Understanding the behavior of model selection tools is easiest when the model selection techniques are viewed as search techniques. The search space consists of possible subsets of predictor variables. An evaluation criterion assigns each subset a numerical value, and the goal of the search is to find the subset with the highest numerical value. The only difference between techniques involves the choice of a starting subset and the specification of neighboring subsets in the search space.
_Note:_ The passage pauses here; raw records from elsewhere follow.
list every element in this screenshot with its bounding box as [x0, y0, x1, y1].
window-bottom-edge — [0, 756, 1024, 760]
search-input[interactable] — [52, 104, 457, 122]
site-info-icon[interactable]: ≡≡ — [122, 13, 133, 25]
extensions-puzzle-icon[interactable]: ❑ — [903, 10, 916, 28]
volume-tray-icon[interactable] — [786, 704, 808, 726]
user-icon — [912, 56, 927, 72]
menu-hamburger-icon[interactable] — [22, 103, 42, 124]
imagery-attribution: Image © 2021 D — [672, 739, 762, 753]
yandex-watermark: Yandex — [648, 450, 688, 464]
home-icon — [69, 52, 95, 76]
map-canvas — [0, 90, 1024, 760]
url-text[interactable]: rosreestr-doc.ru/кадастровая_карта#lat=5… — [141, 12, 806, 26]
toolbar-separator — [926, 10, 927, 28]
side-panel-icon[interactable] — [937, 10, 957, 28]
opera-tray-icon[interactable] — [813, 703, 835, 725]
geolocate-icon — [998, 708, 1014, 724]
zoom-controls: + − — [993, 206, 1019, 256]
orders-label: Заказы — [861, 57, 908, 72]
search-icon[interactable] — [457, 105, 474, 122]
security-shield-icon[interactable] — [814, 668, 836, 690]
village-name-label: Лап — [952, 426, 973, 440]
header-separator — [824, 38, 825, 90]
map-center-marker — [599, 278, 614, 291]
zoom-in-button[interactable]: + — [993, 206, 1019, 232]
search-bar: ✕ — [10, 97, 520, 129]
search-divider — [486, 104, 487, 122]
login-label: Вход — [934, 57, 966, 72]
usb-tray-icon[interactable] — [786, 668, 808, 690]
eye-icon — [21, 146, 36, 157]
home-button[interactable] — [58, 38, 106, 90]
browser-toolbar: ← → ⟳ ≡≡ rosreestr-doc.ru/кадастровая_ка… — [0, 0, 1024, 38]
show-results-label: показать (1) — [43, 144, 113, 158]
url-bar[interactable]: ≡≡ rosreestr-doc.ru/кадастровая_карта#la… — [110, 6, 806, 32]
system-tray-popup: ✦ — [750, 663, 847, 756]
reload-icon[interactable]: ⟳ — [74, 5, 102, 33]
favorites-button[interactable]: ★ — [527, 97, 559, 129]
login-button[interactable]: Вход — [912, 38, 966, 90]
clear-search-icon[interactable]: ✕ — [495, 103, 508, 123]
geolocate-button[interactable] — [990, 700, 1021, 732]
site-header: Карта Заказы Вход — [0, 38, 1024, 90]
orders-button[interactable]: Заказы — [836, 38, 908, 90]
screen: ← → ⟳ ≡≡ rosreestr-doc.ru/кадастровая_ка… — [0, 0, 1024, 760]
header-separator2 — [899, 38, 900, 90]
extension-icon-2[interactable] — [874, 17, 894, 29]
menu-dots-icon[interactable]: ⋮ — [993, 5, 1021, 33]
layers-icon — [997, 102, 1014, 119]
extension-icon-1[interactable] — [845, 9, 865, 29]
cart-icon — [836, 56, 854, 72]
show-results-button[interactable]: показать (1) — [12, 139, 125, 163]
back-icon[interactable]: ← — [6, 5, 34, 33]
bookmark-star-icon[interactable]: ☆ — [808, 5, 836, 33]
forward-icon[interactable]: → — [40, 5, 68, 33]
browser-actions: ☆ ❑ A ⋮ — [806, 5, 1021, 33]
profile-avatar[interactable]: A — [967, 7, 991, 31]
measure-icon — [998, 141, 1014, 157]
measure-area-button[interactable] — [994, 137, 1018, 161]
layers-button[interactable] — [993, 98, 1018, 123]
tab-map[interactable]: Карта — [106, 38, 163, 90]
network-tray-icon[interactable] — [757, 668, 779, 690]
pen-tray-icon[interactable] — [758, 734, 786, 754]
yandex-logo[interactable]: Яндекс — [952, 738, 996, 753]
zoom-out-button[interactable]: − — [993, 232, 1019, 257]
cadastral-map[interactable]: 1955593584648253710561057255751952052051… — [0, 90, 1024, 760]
As an example, Figure 3 illustrates one model selection technique, forward selection, using a connected graph. In this particular example, there are six possible predictor variables: { X1, ... , X6 }. Nodes in the graph indicate predictor variable subsets; each node is labeled with the subset, a bit representation of the subset, and the subset’s evaluation criterion. The current node in the search is shaded, while its neighboring nodes are not shaded. Graph edges indicate which subsets are considered neighbors in the search; edges are labeled with the action that changes the current subset into its neighbor. Search continues along the path in the graph that leads to the greatest evaluation criterion, and stops when the evaluation criterion can no longer improve. In the graph in Figure 3, forward selection adds the predictor variable X5 because the resulting predictor variable subset has the highest evaluation criterion with a value of 6.04. Then forward selection makes this subset the current one and continues by evaluating the new subset’s neighbors. The new neighbors are not shown in the figure.